Avoiding Cross-Shard Joins

# BAD: Cross-shard join (requires application-level join)
# Users sharded by user_id, Orders sharded by user_id
# To get user with their orders, need 2 queries:

def get_user_with_orders_bad(user_id: int):
    """Inefficient: separate queries"""
    # Query 1: Get user from users shard
    user_shard = get_user_shard(user_id)
    user = query_shard(user_shard, "SELECT * FROM users WHERE user_id = %s", (user_id,))

    # Query 2: Get orders from orders shard
    orders_shard = get_orders_shard(user_id)
    orders = query_shard(orders_shard, "SELECT * FROM orders WHERE user_id = %s", (user_id,))

    return user, orders


# GOOD: Denormalize to keep related data together
# Store both user and orders in same shard (co-located)

def get_user_with_orders_good(user_id: int):
    """Efficient: single shard query with denormalized data"""
    shard = get_shard(user_id)  # Same shard for user and their orders

    cursor = shard.cursor()

    # Single query - everything in one shard
    cursor.execute("""
        SELECT
            u.user_id, u.email, u.username,
            COALESCE(json_agg(
                json_build_object(
                    'order_id', o.order_id,
                    'total', o.total_amount,
                    'status', o.status
                ) ORDER BY o.created_at DESC
            ) FILTER (WHERE o.order_id IS NOT NULL), '[]') as orders
        FROM users u
        LEFT JOIN orders o ON u.user_id = o.user_id
        WHERE u.user_id = %s
        GROUP BY u.user_id, u.email, u.username
    """, (user_id,))

    result = cursor.fetchone()
    cursor.close()

    return result

# Usage
user_data = get_user_with_orders_good(12345)
print(f"User: {user_data[2]}")
print(f"Orders: {user_data[3]}")
Result:
User: alice_smith
Orders: [{order_id: 5001, total: 299.99, status: 'completed'}, {order_id: 5002, total: 149.99, status: 'shipped'}]

Single shard query (10ms) vs cross-shard join (100ms+)

Choosing the Right Partitioning/Sharding Strategy

The choice between partitioning and sharding, and which strategy to use, depends on your specific requirements, query patterns, and scale needs.

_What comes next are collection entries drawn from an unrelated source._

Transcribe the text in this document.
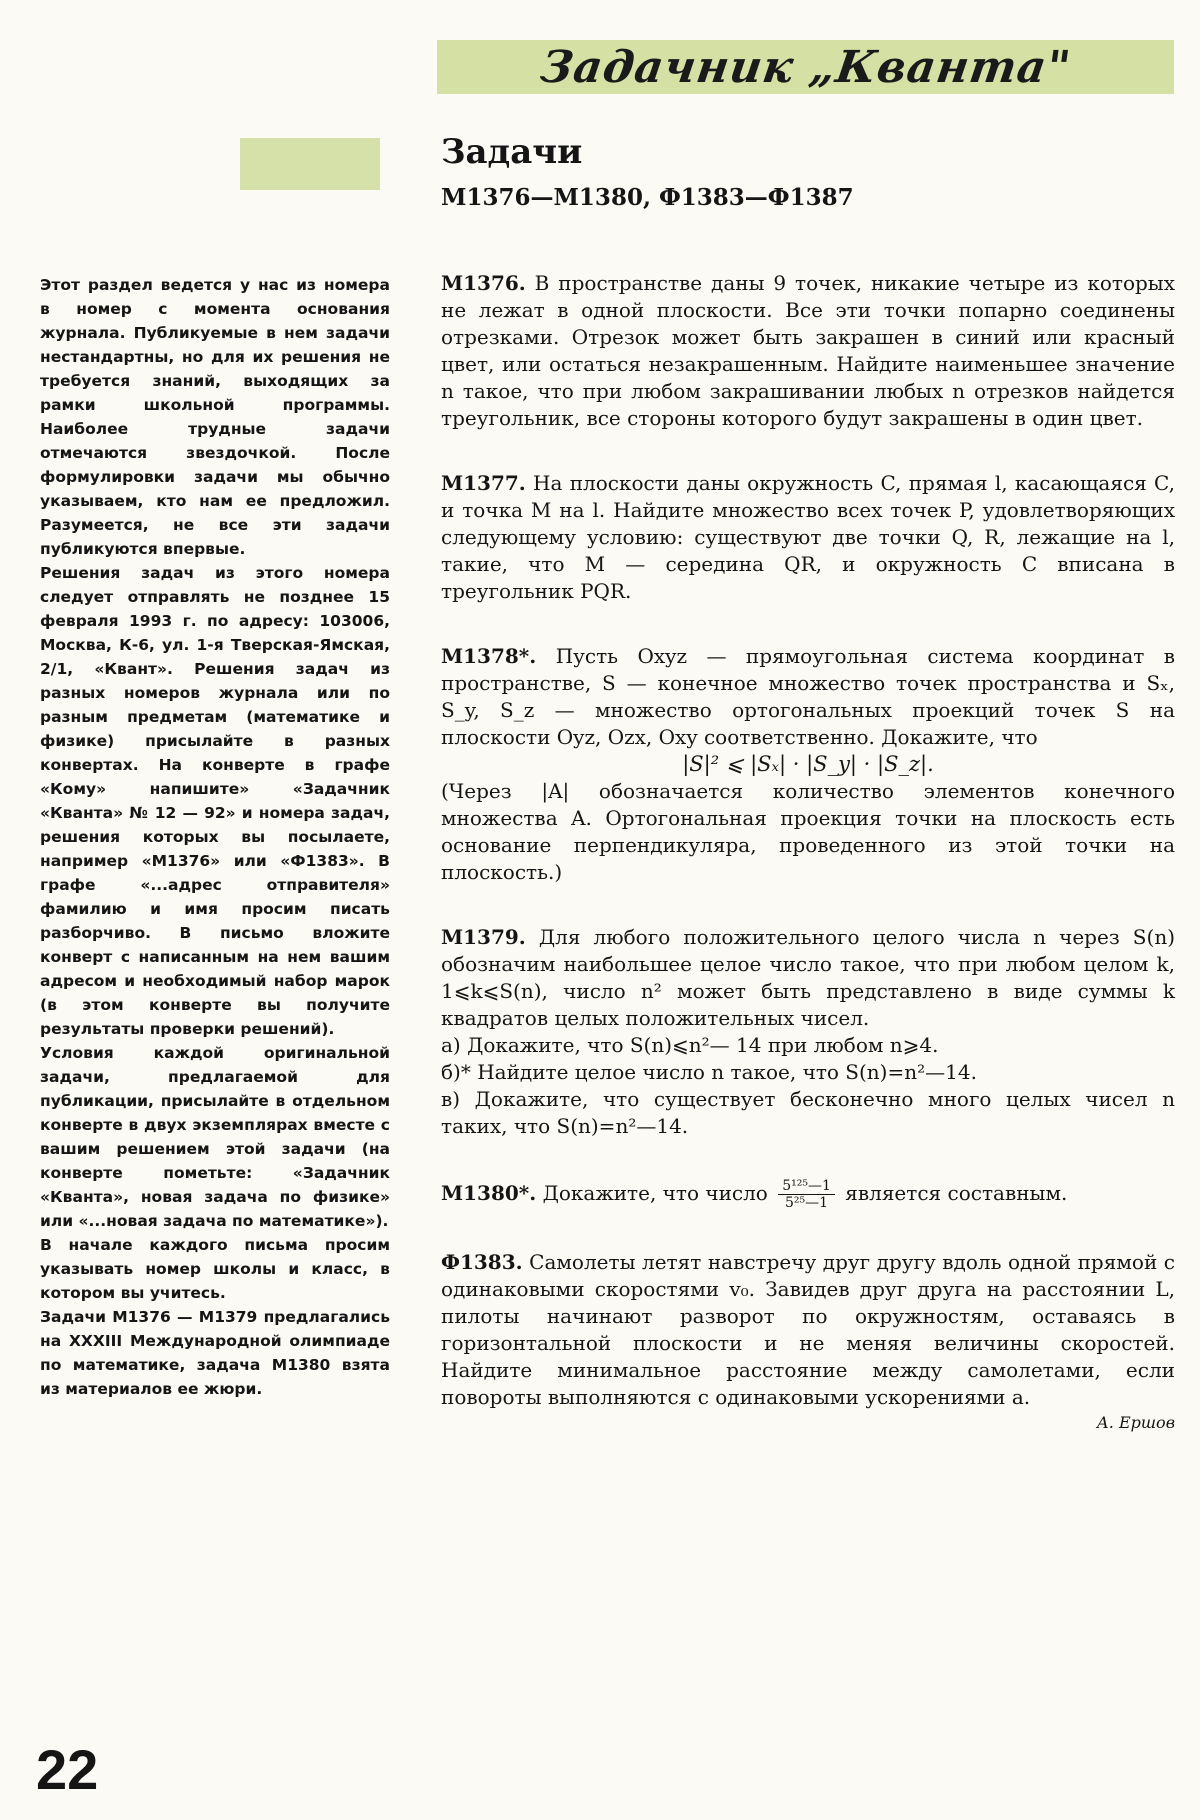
Задачник „Кванта"
Задачи
M1376—M1380, Ф1383—Ф1387

Этот раздел ведется у нас из номера в номер с момента основания журнала. Публикуемые в нем задачи нестандартны, но для их решения не требуется знаний, выходящих за рамки школьной программы. Наиболее трудные задачи отмечаются звездочкой. После формулировки задачи мы обычно указываем, кто нам ее предложил. Разумеется, не все эти задачи публикуются впервые.

Решения задач из этого номера следует отправлять не позднее 15 февраля 1993 г. по адресу: 103006, Москва, К-6, ул. 1-я Тверская-Ямская, 2/1, «Квант». Решения задач из разных номеров журнала или по разным предметам (математике и физике) присылайте в разных конвертах. На конверте в графе «Кому» напишите» «Задачник «Кванта» № 12 — 92» и номера задач, решения которых вы посылаете, например «M1376» или «Ф1383». В графе «...адрес отправителя» фамилию и имя просим писать разборчиво. В письмо вложите конверт с написанным на нем вашим адресом и необходимый набор марок (в этом конверте вы получите результаты проверки решений).

Условия каждой оригинальной задачи, предлагаемой для публикации, присылайте в отдельном конверте в двух экземплярах вместе с вашим решением этой задачи (на конверте пометьте: «Задачник «Кванта», новая задача по физике» или «...новая задача по математике»).

В начале каждого письма просим указывать номер школы и класс, в котором вы учитесь.

Задачи M1376 — M1379 предлагались на XXXIII Международной олимпиаде по математике, задача M1380 взята из материалов ее жюри.

M1376. В пространстве даны 9 точек, никакие четыре из которых не лежат в одной плоскости. Все эти точки попарно соединены отрезками. Отрезок может быть закрашен в синий или красный цвет, или остаться незакрашенным. Найдите наименьшее значение n такое, что при любом закрашивании любых n отрезков найдется треугольник, все стороны которого будут закрашены в один цвет.

M1377. На плоскости даны окружность C, прямая l, касающаяся C, и точка M на l. Найдите множество всех точек P, удовлетворяющих следующему условию: существуют две точки Q, R, лежащие на l, такие, что M — середина QR, и окружность C вписана в треугольник PQR.

M1378*. Пусть Oxyz — прямоугольная система координат в пространстве, S — конечное множество точек пространства и Sₓ, S_y, S_z — множество ортогональных проекций точек S на плоскости Oyz, Ozx, Oxy соответственно. Докажите, что

|S|² ⩽ |Sₓ| · |S_y| · |S_z|.

(Через |A| обозначается количество элементов конечного множества A. Ортогональная проекция точки на плоскость есть основание перпендикуляра, проведенного из этой точки на плоскость.)

M1379. Для любого положительного целого числа n через S(n) обозначим наибольшее целое число такое, что при любом целом k, 1⩽k⩽S(n), число n² может быть представлено в виде суммы k квадратов целых положительных чисел.

а) Докажите, что S(n)⩽n²— 14 при любом n⩾4.

б)* Найдите целое число n такое, что S(n)=n²—14.

в) Докажите, что существует бесконечно много целых чисел n таких, что S(n)=n²—14.

M1380*. Докажите, что число $\frac{\text{5¹²⁵—1}}{\text{5²⁵—1}}$ является составным.

Ф1383. Самолеты летят навстречу друг другу вдоль одной прямой с одинаковыми скоростями v₀. Завидев друг друга на расстоянии L, пилоты начинают разворот по окружностям, оставаясь в горизонтальной плоскости и не меняя величины скоростей. Найдите минимальное расстояние между самолетами, если повороты выполняются с одинаковыми ускорениями a.

А. Ершов

22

Use Range Partitioning When

  • Queries filter by date/time ranges
  • Data has natural time-series properties
  • Need to archive old data easily
  • Example: Logs, orders, events, metrics

Use List Partitioning When

  • Data naturally groups by categories
  • Queries filter by specific values
  • Need data isolation (compliance, geography)
  • Example: Multi-region apps, product categories

Use Hash Partitioning When

  • Need even distribution across partitions
  • No natural partitioning key
  • Queries typically by primary key
  • Example: User sessions, distributed workloads

Use Sharding When

  • Single database can't handle the load
  • Need independent scaling per shard
  • Geographic distribution required
  • Example: Multi-tenant SaaS, global applications
Sharding Trade-offs:
  • Complexity: Application must handle routing, can't use database joins
  • Resharding: Adding/removing shards requires data migration
  • Transactions: Cross-shard transactions impossible (use sagas instead)
  • Queries: Scatter-gather queries are slow

Key Takeaways

  • Partitioning: Divides tables within one database (transparent to apps)
  • Range partitioning: Split by value ranges (dates, IDs) - best for time-series
  • List partitioning: Split by discrete values (countries, categories)
  • Hash partitioning: Even distribution using hash function
  • Sharding: Distributes data across multiple databases (requires routing)
  • Geography sharding: Store data in user's region (low latency, compliance)
  • Tenant sharding: Isolate customer data (B2B SaaS pattern)
  • Hash sharding: Even distribution with consistent hashing
Golden Rule: Design your shard key so related data lives together. Single-shard queries are 10-100x faster than scatter-gather. Avoid cross-shard joins by denormalizing data. Start with partitioning (simple), move to sharding only when a single database can't handle the load. Remember: partitioning is transparent to applications, but sharding requires application-level routing logic.